May we revel in the vastness of the whole.

 

This week we also celebrate independent bookstore day!
(Though surely every day is independent bookstore day.)
Here are a few favorites:
* Brookline Booksmith, Brookline, MA
* Parnassus, Nashville, TN
* Tattered Cover, Denver, CO
* Books & Books, Coral Gables, FL
* Burke’s, Memphis, TN
* Powell’s, Portland, OR
These and many others can also be linked to via the IndieBound.org site.

Sunday Best – April 19, 2026

I spent this past week surrounded by brilliant, provocative, important ideas. My notebook is stuffed full of quotes, my mind is reeling with sparkly new connections – these are my favorite kinds of overwhelm. 

From this ocean of fascinating content, a surprising thread emerged. Despite my love of brain-first adventure, despite my attending this gathering in search of exactly that sort of input, the sessions that affected me most deeply were… something else. 

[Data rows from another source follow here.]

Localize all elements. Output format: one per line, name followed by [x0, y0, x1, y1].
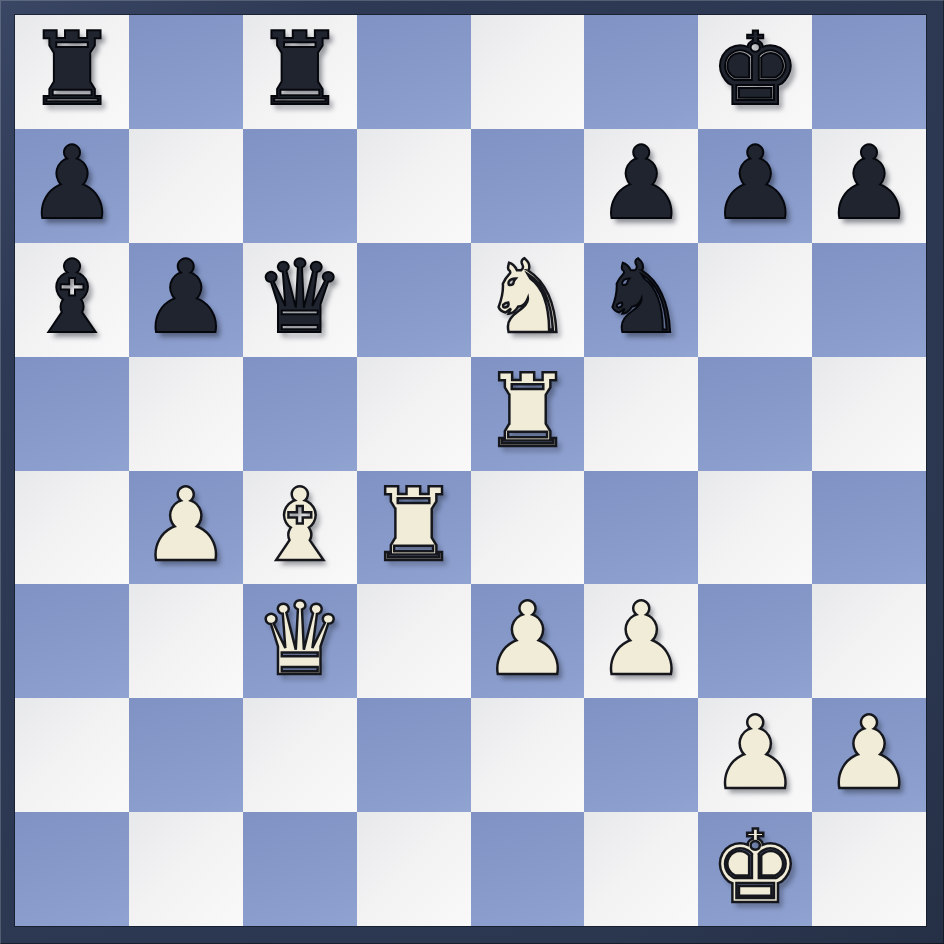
square-a3[interactable] [15, 584, 129, 698]
square-a2[interactable] [15, 698, 129, 812]
square-g3[interactable] [698, 584, 812, 698]
square-h2[interactable]: ♟ [812, 698, 926, 812]
square-c1[interactable] [243, 812, 357, 926]
square-g6[interactable] [698, 243, 812, 357]
square-b6[interactable]: ♟ [129, 243, 243, 357]
square-e1[interactable] [471, 812, 585, 926]
square-h1[interactable] [812, 812, 926, 926]
square-g5[interactable] [698, 357, 812, 471]
square-f5[interactable] [584, 357, 698, 471]
square-f1[interactable] [584, 812, 698, 926]
square-h8[interactable] [812, 15, 926, 129]
square-f3[interactable]: ♟ [584, 584, 698, 698]
square-c4[interactable]: ♝ [243, 471, 357, 585]
piece-white-pawn[interactable]: ♟ [482, 589, 573, 690]
square-f8[interactable] [584, 15, 698, 129]
square-g7[interactable]: ♟ [698, 129, 812, 243]
square-a7[interactable]: ♟ [15, 129, 129, 243]
square-d6[interactable] [357, 243, 471, 357]
chess-board-frame: ♜♜♚♟♟♟♟♝♟♛♞♞♜♟♝♜♛♟♟♟♟♚ [0, 0, 944, 944]
square-a4[interactable] [15, 471, 129, 585]
square-g4[interactable] [698, 471, 812, 585]
square-c6[interactable]: ♛ [243, 243, 357, 357]
square-d3[interactable] [357, 584, 471, 698]
square-e2[interactable] [471, 698, 585, 812]
piece-black-king[interactable]: ♚ [710, 19, 801, 120]
square-c2[interactable] [243, 698, 357, 812]
square-e7[interactable] [471, 129, 585, 243]
square-a5[interactable] [15, 357, 129, 471]
piece-black-rook[interactable]: ♜ [27, 19, 118, 120]
square-d2[interactable] [357, 698, 471, 812]
square-a6[interactable]: ♝ [15, 243, 129, 357]
square-a1[interactable] [15, 812, 129, 926]
piece-black-rook[interactable]: ♜ [254, 19, 345, 120]
piece-white-rook[interactable]: ♜ [482, 361, 573, 462]
square-c5[interactable] [243, 357, 357, 471]
square-h7[interactable]: ♟ [812, 129, 926, 243]
chess-board: ♜♜♚♟♟♟♟♝♟♛♞♞♜♟♝♜♛♟♟♟♟♚ [15, 15, 926, 926]
square-e5[interactable]: ♜ [471, 357, 585, 471]
square-b5[interactable] [129, 357, 243, 471]
square-f6[interactable]: ♞ [584, 243, 698, 357]
square-e4[interactable] [471, 471, 585, 585]
piece-white-rook[interactable]: ♜ [368, 475, 459, 576]
square-g1[interactable]: ♚ [698, 812, 812, 926]
piece-black-queen[interactable]: ♛ [254, 247, 345, 348]
square-f7[interactable]: ♟ [584, 129, 698, 243]
piece-white-bishop[interactable]: ♝ [254, 475, 345, 576]
square-d8[interactable] [357, 15, 471, 129]
square-b3[interactable] [129, 584, 243, 698]
square-b7[interactable] [129, 129, 243, 243]
square-d7[interactable] [357, 129, 471, 243]
square-d5[interactable] [357, 357, 471, 471]
square-e6[interactable]: ♞ [471, 243, 585, 357]
piece-white-king[interactable]: ♚ [710, 817, 801, 918]
square-e3[interactable]: ♟ [471, 584, 585, 698]
square-c8[interactable]: ♜ [243, 15, 357, 129]
piece-black-pawn[interactable]: ♟ [824, 133, 915, 234]
square-h4[interactable] [812, 471, 926, 585]
square-f4[interactable] [584, 471, 698, 585]
square-b2[interactable] [129, 698, 243, 812]
piece-black-pawn[interactable]: ♟ [27, 133, 118, 234]
square-c3[interactable]: ♛ [243, 584, 357, 698]
piece-white-pawn[interactable]: ♟ [824, 703, 915, 804]
square-b1[interactable] [129, 812, 243, 926]
square-a8[interactable]: ♜ [15, 15, 129, 129]
piece-white-queen[interactable]: ♛ [254, 589, 345, 690]
square-g8[interactable]: ♚ [698, 15, 812, 129]
square-g2[interactable]: ♟ [698, 698, 812, 812]
piece-black-pawn[interactable]: ♟ [596, 133, 687, 234]
piece-black-pawn[interactable]: ♟ [710, 133, 801, 234]
piece-black-bishop[interactable]: ♝ [27, 247, 118, 348]
piece-black-knight[interactable]: ♞ [596, 247, 687, 348]
square-e8[interactable] [471, 15, 585, 129]
square-h5[interactable] [812, 357, 926, 471]
square-f2[interactable] [584, 698, 698, 812]
piece-white-pawn[interactable]: ♟ [710, 703, 801, 804]
square-d4[interactable]: ♜ [357, 471, 471, 585]
piece-white-knight[interactable]: ♞ [482, 247, 573, 348]
square-h3[interactable] [812, 584, 926, 698]
piece-white-pawn[interactable]: ♟ [141, 475, 232, 576]
square-h6[interactable] [812, 243, 926, 357]
square-d1[interactable] [357, 812, 471, 926]
square-c7[interactable] [243, 129, 357, 243]
piece-white-pawn[interactable]: ♟ [596, 589, 687, 690]
square-b8[interactable] [129, 15, 243, 129]
piece-black-pawn[interactable]: ♟ [141, 247, 232, 348]
square-b4[interactable]: ♟ [129, 471, 243, 585]
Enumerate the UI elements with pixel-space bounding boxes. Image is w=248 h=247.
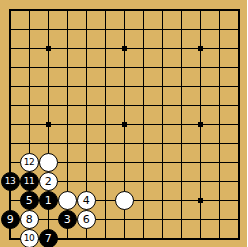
white-stone bbox=[115, 191, 134, 210]
white-stone bbox=[39, 153, 58, 172]
white-stone: 6 bbox=[77, 210, 96, 229]
move-number: 2 bbox=[45, 176, 52, 187]
board-cell bbox=[115, 115, 134, 134]
board-cell bbox=[39, 39, 58, 58]
board-cell bbox=[115, 39, 134, 58]
move-number: 3 bbox=[64, 214, 71, 225]
black-stone: 7 bbox=[39, 229, 58, 247]
board-cell bbox=[191, 191, 210, 210]
star-point bbox=[198, 122, 203, 127]
move-number: 5 bbox=[26, 195, 33, 206]
move-number: 13 bbox=[5, 177, 15, 186]
black-stone: 3 bbox=[58, 210, 77, 229]
move-number: 12 bbox=[24, 158, 34, 167]
go-board-diagram[interactable]: 12131125149836107 bbox=[0, 0, 247, 247]
move-number: 9 bbox=[7, 214, 14, 225]
star-point bbox=[198, 198, 203, 203]
star-point bbox=[122, 46, 127, 51]
move-number: 4 bbox=[83, 195, 90, 206]
black-stone: 11 bbox=[20, 172, 39, 191]
black-stone: 1 bbox=[39, 191, 58, 210]
white-stone: 10 bbox=[20, 229, 39, 247]
board-intersections: 12131125149836107 bbox=[1, 1, 248, 247]
move-number: 8 bbox=[26, 214, 33, 225]
white-stone: 4 bbox=[77, 191, 96, 210]
board-cell bbox=[39, 115, 58, 134]
move-number: 6 bbox=[83, 214, 90, 225]
black-stone: 13 bbox=[1, 172, 20, 191]
black-stone: 9 bbox=[1, 210, 20, 229]
move-number: 7 bbox=[45, 233, 52, 244]
white-stone: 8 bbox=[20, 210, 39, 229]
white-stone: 12 bbox=[20, 153, 39, 172]
star-point bbox=[122, 122, 127, 127]
board-cell bbox=[191, 115, 210, 134]
star-point bbox=[198, 46, 203, 51]
star-point bbox=[46, 46, 51, 51]
black-stone: 5 bbox=[20, 191, 39, 210]
move-number: 11 bbox=[24, 177, 34, 186]
white-stone: 2 bbox=[39, 172, 58, 191]
board-cell bbox=[191, 39, 210, 58]
star-point bbox=[46, 122, 51, 127]
move-number: 10 bbox=[24, 234, 34, 243]
white-stone bbox=[58, 191, 77, 210]
move-number: 1 bbox=[45, 195, 52, 206]
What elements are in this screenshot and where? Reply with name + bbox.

I shivered with glee when the air escaped from a thousand-year-old ice shard, with a pop and crack reflecting the passing centuries.

I welled up when a chorus of teenagers performed the most stirring rendition of “Bridge Over Troubled Waters” that I will ever hear.

I was stopped in my tracks when the sun broke through an ancient forest grove after days of misty gray.

Dear ones, our world requires all of us – brains, hearts, bodies, and spirits.

Our own lives deserve nothing less.

The top photo is the fantastic Janet Echelman’s sculpture Noli Timere – shown with the little medal that I carry everywhere, both inspired by Seamus Heaney.